Просторное помещение с высоким потолком и толстыми каменными стенами было лишено окон и освещалось только электрической лампочкой. Где-то невдалеке слышался ровный гул работающего генератора.

В комнате находились два человека. Один из них, которому необыкновенно подходило прозвище Большой парень, снял наушники и выключил приемник. Потом он беззвучно рассмеялся, затрясшись при этом так, что складной стул под ним заскрипел.

На нем была армейская рубашка хаки и того же цвета брюки, прекрасно сшитые и даже в какой-то мере скрадывающие несоразмерность его фигуры.

— О Боже, Боже. Бедняга Габриэль.

Его собеседник тем временем делал гимнастические упражнения. Он был в белой спортивной куртке и темных, великолепно отглаженных легких брюках. Правильное, несколько высокомерное лицо, коротко подстриженные волосы. Даже занимаясь гимнастикой, он держался подчеркнуто прямо, словно старался ни на минуту не потерять военной выправки. Ему бы очень пошла старинная офицерская форма венгерской кавалерии. Звали его Венцель.
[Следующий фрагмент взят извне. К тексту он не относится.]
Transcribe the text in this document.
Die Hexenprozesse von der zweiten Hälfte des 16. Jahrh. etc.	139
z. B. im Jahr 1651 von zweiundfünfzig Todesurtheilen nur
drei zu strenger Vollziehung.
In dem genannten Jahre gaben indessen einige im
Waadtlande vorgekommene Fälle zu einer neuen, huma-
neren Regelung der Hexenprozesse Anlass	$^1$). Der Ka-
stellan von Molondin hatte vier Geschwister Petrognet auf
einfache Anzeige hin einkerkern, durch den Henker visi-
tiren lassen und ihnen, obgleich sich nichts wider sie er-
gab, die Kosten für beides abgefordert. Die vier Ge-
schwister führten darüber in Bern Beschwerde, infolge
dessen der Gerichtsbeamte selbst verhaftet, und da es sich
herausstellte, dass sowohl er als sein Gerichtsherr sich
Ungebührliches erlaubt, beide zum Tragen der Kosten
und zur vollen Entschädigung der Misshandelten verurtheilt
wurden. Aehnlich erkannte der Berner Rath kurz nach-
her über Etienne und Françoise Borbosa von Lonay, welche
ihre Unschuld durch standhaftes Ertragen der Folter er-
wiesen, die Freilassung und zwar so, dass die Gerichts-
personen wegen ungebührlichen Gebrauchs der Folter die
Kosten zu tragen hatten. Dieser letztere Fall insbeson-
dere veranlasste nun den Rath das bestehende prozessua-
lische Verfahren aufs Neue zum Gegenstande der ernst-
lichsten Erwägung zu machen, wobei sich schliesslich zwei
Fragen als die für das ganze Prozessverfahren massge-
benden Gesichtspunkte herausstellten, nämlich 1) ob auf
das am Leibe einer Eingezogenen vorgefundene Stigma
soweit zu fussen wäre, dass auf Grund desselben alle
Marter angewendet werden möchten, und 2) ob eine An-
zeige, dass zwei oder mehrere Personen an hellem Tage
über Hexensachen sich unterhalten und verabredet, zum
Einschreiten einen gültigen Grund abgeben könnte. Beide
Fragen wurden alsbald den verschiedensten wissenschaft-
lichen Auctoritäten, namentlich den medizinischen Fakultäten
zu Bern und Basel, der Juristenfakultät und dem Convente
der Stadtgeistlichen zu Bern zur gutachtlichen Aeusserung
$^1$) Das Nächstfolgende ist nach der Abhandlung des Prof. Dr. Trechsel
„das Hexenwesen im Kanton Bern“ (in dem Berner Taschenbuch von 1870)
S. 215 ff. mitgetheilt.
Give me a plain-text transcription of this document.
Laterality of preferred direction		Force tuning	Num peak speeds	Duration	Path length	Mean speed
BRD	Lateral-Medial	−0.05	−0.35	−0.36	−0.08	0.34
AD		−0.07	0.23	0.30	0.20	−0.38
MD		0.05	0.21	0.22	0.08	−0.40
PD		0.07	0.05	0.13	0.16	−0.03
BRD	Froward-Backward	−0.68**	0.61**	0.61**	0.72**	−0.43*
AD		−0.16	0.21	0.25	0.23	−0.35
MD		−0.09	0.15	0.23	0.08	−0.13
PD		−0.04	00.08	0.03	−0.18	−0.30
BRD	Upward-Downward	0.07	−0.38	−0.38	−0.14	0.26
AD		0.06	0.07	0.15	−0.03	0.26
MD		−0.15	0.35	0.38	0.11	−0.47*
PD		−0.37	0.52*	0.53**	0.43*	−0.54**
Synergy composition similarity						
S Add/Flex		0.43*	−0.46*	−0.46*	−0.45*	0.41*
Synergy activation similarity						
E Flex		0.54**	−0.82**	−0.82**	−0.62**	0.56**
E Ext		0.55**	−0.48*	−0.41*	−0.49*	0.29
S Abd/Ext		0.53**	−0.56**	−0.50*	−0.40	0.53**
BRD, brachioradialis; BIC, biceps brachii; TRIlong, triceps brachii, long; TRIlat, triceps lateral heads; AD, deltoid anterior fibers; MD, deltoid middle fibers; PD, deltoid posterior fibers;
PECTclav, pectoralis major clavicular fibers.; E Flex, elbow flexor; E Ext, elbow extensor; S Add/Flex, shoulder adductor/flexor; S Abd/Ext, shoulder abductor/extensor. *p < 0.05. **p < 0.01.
Снаружи, за скалами, окружавшими глубокую долину, под палящими лучами жестокого солнца, лежали в безмолвии пески пустыни. В самой долине, защищенной стенами камня, было тоже жарко, но не настолько. В комнатах и коридорах, высеченных из дикого камня руками давно умерших строителей, температура воздуха была лишь на несколько градусов выше обычной комнатной.

Венцель наконец закончил свои упражнения. Несколько раз подпрыгнув напоследок, он подошел к столу, на котором стоял радиоприемник.

— Девчонка у них? — спросил он.

— У них ее нет, — ответил гигант, расплываясь в широкой улыбке. — Гарвин их обдурил. Они схватили его и даже устроили ловушку для Модести Блейз. Ну что ж, она попала в нее — и пристрелила идиота, который собирался ее убить. Бедный Габриэль вынужден был рвать когти из Панамы со всей своей кодлой.

— Не вижу в этом ничего смешного, — хмуро произнес Венцель. Он говорил по-английски совершенно правильно, но с заметным акцентом.

— Ага. — Большие голубые глаза насмешливо посмотрели на Венцеля. — Естественно, ты не видишь. Я полагаю, что недостаток чувства юмора и глупость в человеке чаще всего успешно сочетаются. — Он с удовольствием наблюдал, как Венцель, стараясь осознать услышанное, мысленно разбивает фразу на части, потом краснеет от гнева, но изо всех сил стремится не показать этого. Венцель его немного побаивается, но только немного. При случае это надо исправить.